What is Mediation?

Mediation is an empowering and nonjudgmental way of resolving conflict. Clients meet with the mediator, whose role is to help them work together to find their own solution to the problem or issue that brought them to mediation.

Who can benefit from mediation? Mediation can help couples resolve even chronic areas of conflict. Mediation can also be very useful to parents and stepchildren or teenage children who find themselves at odds, because each participant has a voice in the process. Working toward solutions that everyone has a part in designing helps to avoid the power struggles and resentment that can often form a backdrop to life with adolescents, especially in blended families. Mediation also offers a way to deal with intense emotion that does not require extensive insight-oriented work that adolescents are often resistant to.

How is mediation different from therapy? Mediation differs from therapy in that it is more structured, future oriented, and usually shorter term.

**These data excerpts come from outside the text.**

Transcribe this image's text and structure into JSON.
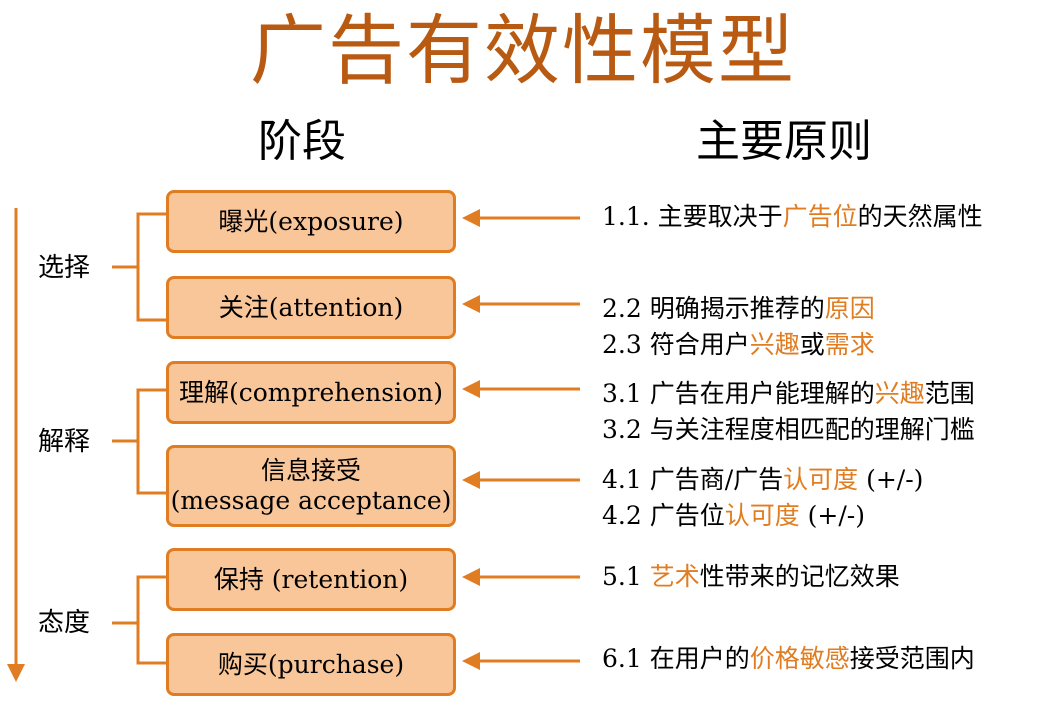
{
  "title": "广告有效性模型",
  "headers": {
    "stages": "阶段",
    "principles": "主要原则"
  },
  "groups": [
    {
      "label": "选择"
    },
    {
      "label": "解释"
    },
    {
      "label": "态度"
    }
  ],
  "stages": [
    {
      "label": "曝光(exposure)"
    },
    {
      "label": "关注(attention)"
    },
    {
      "label": "理解(comprehension)"
    },
    {
      "line1": "信息接受",
      "line2": "(message acceptance)"
    },
    {
      "label": "保持 (retention)"
    },
    {
      "label": "购买(purchase)"
    }
  ],
  "principles": [
    {
      "parts": [
        {
          "t": "1.1. 主要取决于"
        },
        {
          "t": "广告位",
          "hl": true
        },
        {
          "t": "的天然属性"
        }
      ]
    },
    {
      "parts": [
        {
          "t": "2.2 明确揭示推荐的"
        },
        {
          "t": "原因",
          "hl": true
        }
      ]
    },
    {
      "parts": [
        {
          "t": "2.3 符合用户"
        },
        {
          "t": "兴趣",
          "hl": true
        },
        {
          "t": "或"
        },
        {
          "t": "需求",
          "hl": true
        }
      ]
    },
    {
      "parts": [
        {
          "t": "3.1 广告在用户能理解的"
        },
        {
          "t": "兴趣",
          "hl": true
        },
        {
          "t": "范围"
        }
      ]
    },
    {
      "parts": [
        {
          "t": "3.2 与关注程度相匹配的理解门槛"
        }
      ]
    },
    {
      "parts": [
        {
          "t": "4.1 广告商/广告"
        },
        {
          "t": "认可度",
          "hl": true
        },
        {
          "t": " (+/-)"
        }
      ]
    },
    {
      "parts": [
        {
          "t": "4.2 广告位"
        },
        {
          "t": "认可度",
          "hl": true
        },
        {
          "t": " (+/-)"
        }
      ]
    },
    {
      "parts": [
        {
          "t": "5.1 "
        },
        {
          "t": "艺术",
          "hl": true
        },
        {
          "t": "性带来的记忆效果"
        }
      ]
    },
    {
      "parts": [
        {
          "t": "6.1 在用户的"
        },
        {
          "t": "价格敏感",
          "hl": true
        },
        {
          "t": "接受范围内"
        }
      ]
    }
  ],
  "colors": {
    "accent": "#e07d22",
    "box_fill": "#f9c69a",
    "title": "#b85a12"
  }
}
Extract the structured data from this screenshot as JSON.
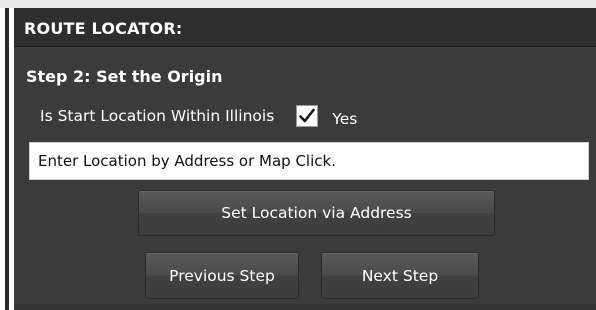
{
  "panel": {
    "title": "ROUTE LOCATOR:",
    "step_title": "Step 2:  Set the Origin"
  },
  "question": {
    "label": "Is Start Location Within Illinois",
    "checked": true,
    "option_label": "Yes"
  },
  "location_input": {
    "value": "Enter Location by Address or Map Click."
  },
  "buttons": {
    "set_location": "Set Location via Address",
    "previous": "Previous Step",
    "next": "Next Step"
  },
  "colors": {
    "panel_background": "#3b3b3b",
    "header_background": "#2e2e2e",
    "text": "#ffffff"
  },
  "icons": {
    "checkbox_mark": "checkmark-icon"
  }
}
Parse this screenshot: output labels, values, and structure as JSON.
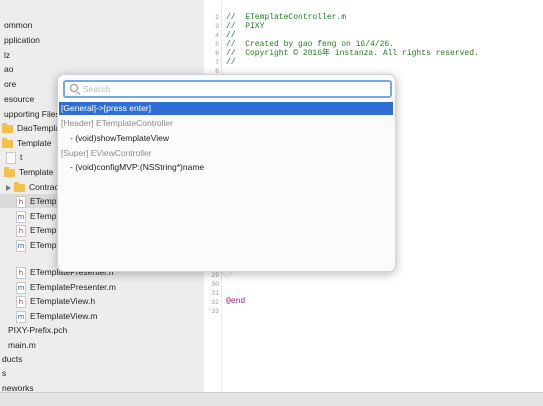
{
  "sidebar": {
    "items": [
      {
        "label": "ommon",
        "icon": "none"
      },
      {
        "label": "pplication",
        "icon": "none"
      },
      {
        "label": "lz",
        "icon": "none"
      },
      {
        "label": "ao",
        "icon": "none"
      },
      {
        "label": "ore",
        "icon": "none"
      },
      {
        "label": "esource",
        "icon": "none"
      },
      {
        "label": "upporting Files",
        "icon": "none"
      },
      {
        "label": "DaoTemplate",
        "icon": "folder"
      },
      {
        "label": "Template",
        "icon": "folder"
      },
      {
        "label": "t",
        "icon": "file"
      },
      {
        "label": "Template",
        "icon": "folder"
      },
      {
        "label": "Contract",
        "icon": "folder"
      },
      {
        "label": "ETemplateController.h",
        "icon": "h"
      },
      {
        "label": "ETemplateController.m",
        "icon": "m"
      },
      {
        "label": "ETemplateModel.h",
        "icon": "h"
      },
      {
        "label": "ETemplateModel.m",
        "icon": "m"
      },
      {
        "label": "ETemplatePresenter.h",
        "icon": "h"
      },
      {
        "label": "ETemplatePresenter.m",
        "icon": "m"
      },
      {
        "label": "ETemplateView.h",
        "icon": "h"
      },
      {
        "label": "ETemplateView.m",
        "icon": "m"
      },
      {
        "label": "PIXY-Prefix.pch",
        "icon": "h"
      },
      {
        "label": "main.m",
        "icon": "m"
      },
      {
        "label": "ducts",
        "icon": "none"
      },
      {
        "label": "s",
        "icon": "none"
      },
      {
        "label": "neworks",
        "icon": "none"
      }
    ]
  },
  "editor": {
    "lines_top": [
      {
        "num": "2",
        "text": "//  ETemplateController.m"
      },
      {
        "num": "3",
        "text": "//  PIXY"
      },
      {
        "num": "4",
        "text": "//"
      },
      {
        "num": "5",
        "text": "//  Created by gao feng on 16/4/26."
      },
      {
        "num": "6",
        "text": "//  Copyright © 2016年 instanza. All rights reserved."
      },
      {
        "num": "7",
        "text": "//"
      },
      {
        "num": "8",
        "text": ""
      }
    ],
    "lines_bottom": [
      {
        "num": "29",
        "text": ""
      },
      {
        "num": "30",
        "text": ""
      },
      {
        "num": "31",
        "text": ""
      },
      {
        "num": "32",
        "text": "@end"
      },
      {
        "num": "33",
        "text": ""
      }
    ]
  },
  "popover": {
    "search_placeholder": "Search",
    "rows": [
      {
        "text": "[General]->[press enter]",
        "kind": "selected"
      },
      {
        "text": "[Header] ETemplateController",
        "kind": "group"
      },
      {
        "text": "- (void)showTemplateView",
        "kind": "method"
      },
      {
        "text": "[Super] EViewController",
        "kind": "group"
      },
      {
        "text": "- (void)configMVP:(NSString*)name",
        "kind": "method"
      }
    ]
  },
  "colors": {
    "selection": "#2f6fd5",
    "comment": "#1e7d1e",
    "keyword": "#b5168b",
    "search_border": "#7aa7e3"
  }
}
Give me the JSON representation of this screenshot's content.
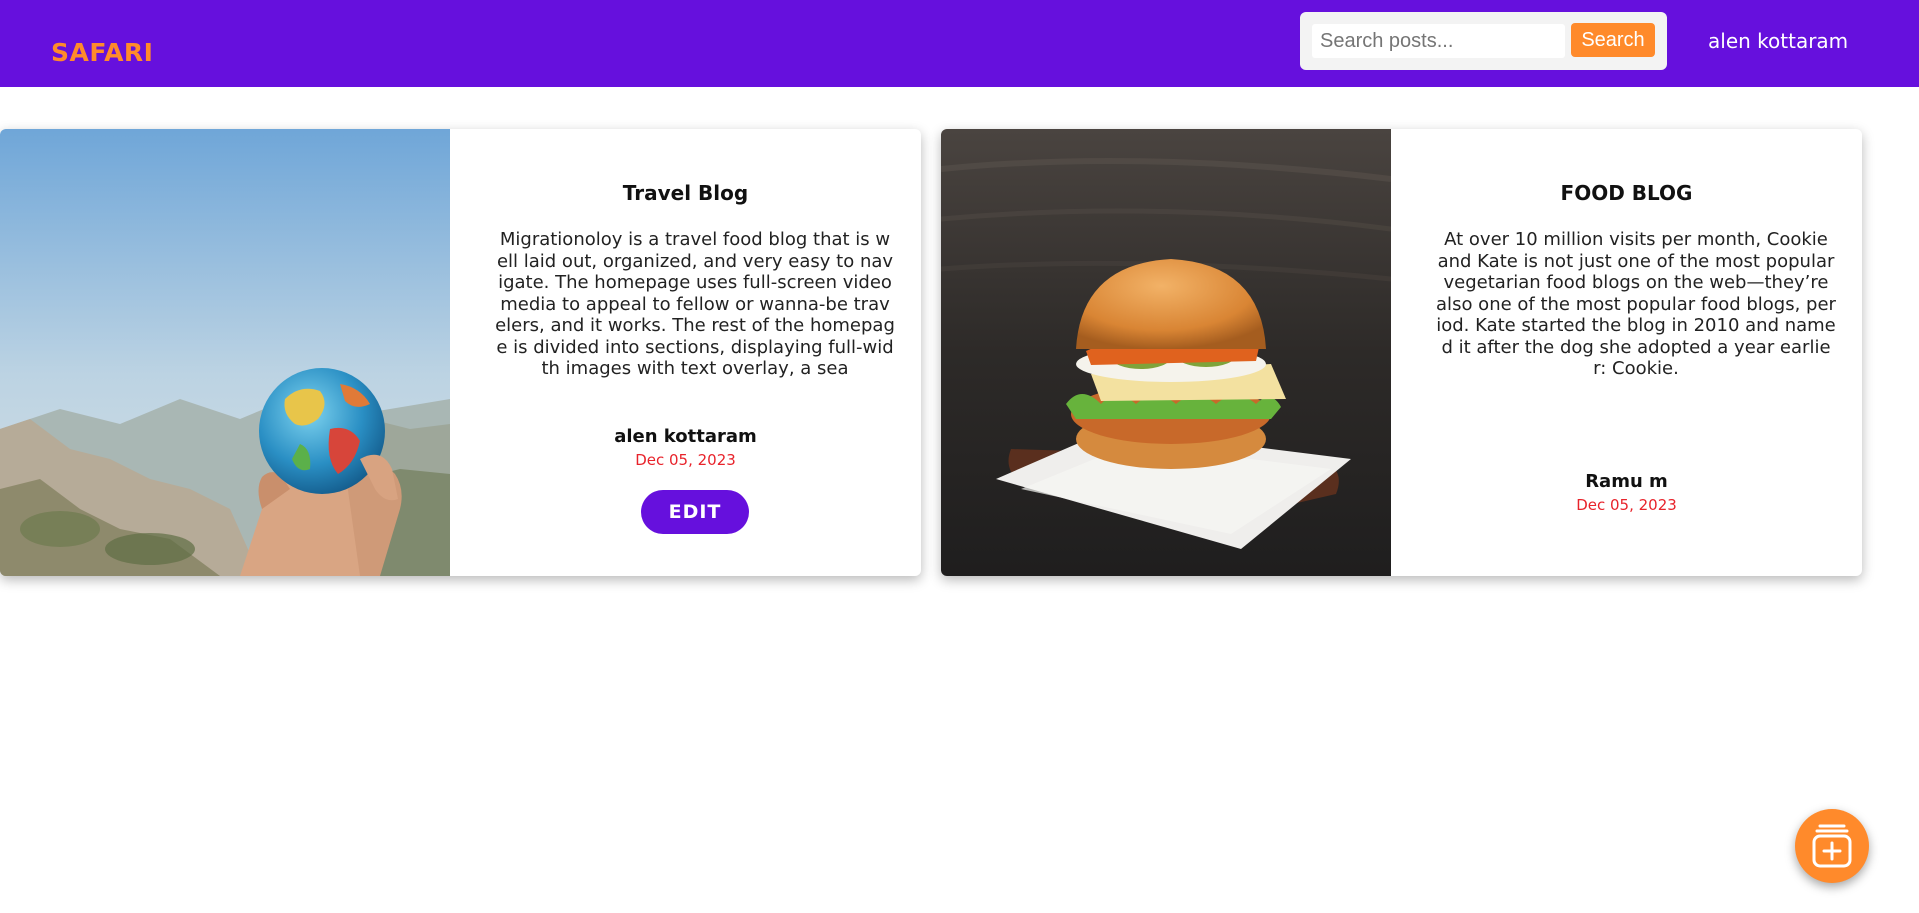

The focus is on the dynamics of the problem rather than the dynamics of the people affected by the problem. Both therapy and mediation can be extremely useful, although the situations they are most useful in may differ.

How well does mediation work? When people come together in good faith to work on an issue, they are able to reach agreement on how to resolve it about 75% of the time.


My experience in mediation: I am certified by the Washington Mediation Association in the areas of domestic relations, education, community, and health care. I have been a mediator for the City of Bellevue’s Parent-Teen Mediation Program since the program’s inception. I co-wrote the City of Bellevue’s peer mediation training curriculum, and have taught peer mediation and conflict resolution skills to middle and high school students in the public schools as well as to adolescents in residential treatment. I have also mediated in court settings. I have had a private practice in family mediation since 2001.